Even though that decision has the unforeseen consequence of making the Vivid Girl not want to go to school. This is unforeseen because the Vivid Girl, who often tried to find ways of getting out of going to preschool, almost never tries to get out of going to her new school. In fact, she often wishes she could go to school on Saturday and Sunday. And she resents all those times when there is no school, like Spring Break, because school is so much more fun than Spring Break, even if your mama lets you eat nothing but trailer food and takes you to the zoo to see baby lions and helps you collect and carry a whole pail of rocks from the Llano River. School, it turns out, is better than all that. But the Toddler from Panama? she is even better than school!

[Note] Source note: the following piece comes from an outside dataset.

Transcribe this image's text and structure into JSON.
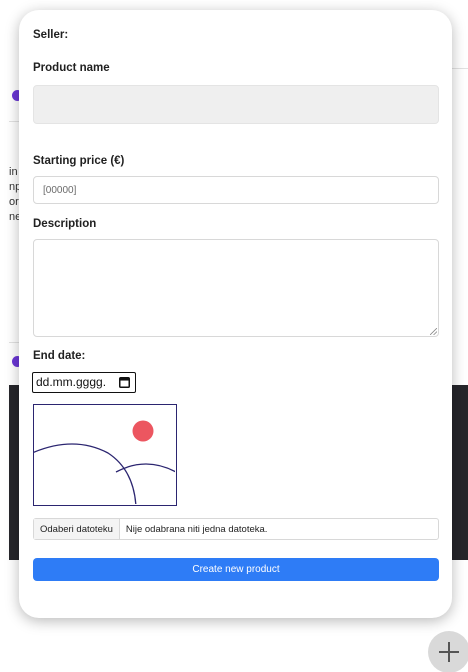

So this week I have been taking the Vivid Girl to school late (two or three hours late sometimes, but that’s okay, because her school is cool like that), or picking her up early (today, four hours early). It’s really cutting into my taking it easy time. Because no matter what I am doing when I am spending time with the Vivid Girl, I am not taking it easy. Unless I’m asleep. And usually not even then, I think, because lately I have been waking up sore from fighting for my space in the bed. (The Vivid Girl is sleeping in our room with us, and the Toddler from Panama is sleeping in the Vivid Girl’s room. Not that the Vivid Girl would be sleeping there anyway. Even if we paid her.)

There is also the totally-foreseen consequence of making the Vivid Girl not want to go to bed. This was easy to predict because she has never ever once in her whole life wanted to go to bed. But over the past six years we have actually developed a bedtime routine that usually results in her being asleep sometime before nine’o'clock if we’re lucky. The excitement of having a Toddler from Panama to bathe with and read to has been a very sweet disruption to our bedtime routine. The wrathful disappointment of having a Toddler from Panama who is still out with her parents when bedtime arrives has been a little less sweet but just as disruptive.

But still we are enjoying having our friends with us, and it is very touching and sweet to see our two girls having such a good time together, and the sweetness of seeing our child reading to a younger child who is wearing her old pajamas and tucked in to her very own bed is more than compensation for any minor disruptions in our daily routine.

So naturally when my friend called and said that she had to leave town for a family emergency and asked if we could take her dog for a week or so, I said YES! OF COURSE! FOR AS LONG AS YOU LIKE!

And I meant it.

And for being able to say that, and mean it, after the busy days I’ve been having…. for that, I am truly grateful.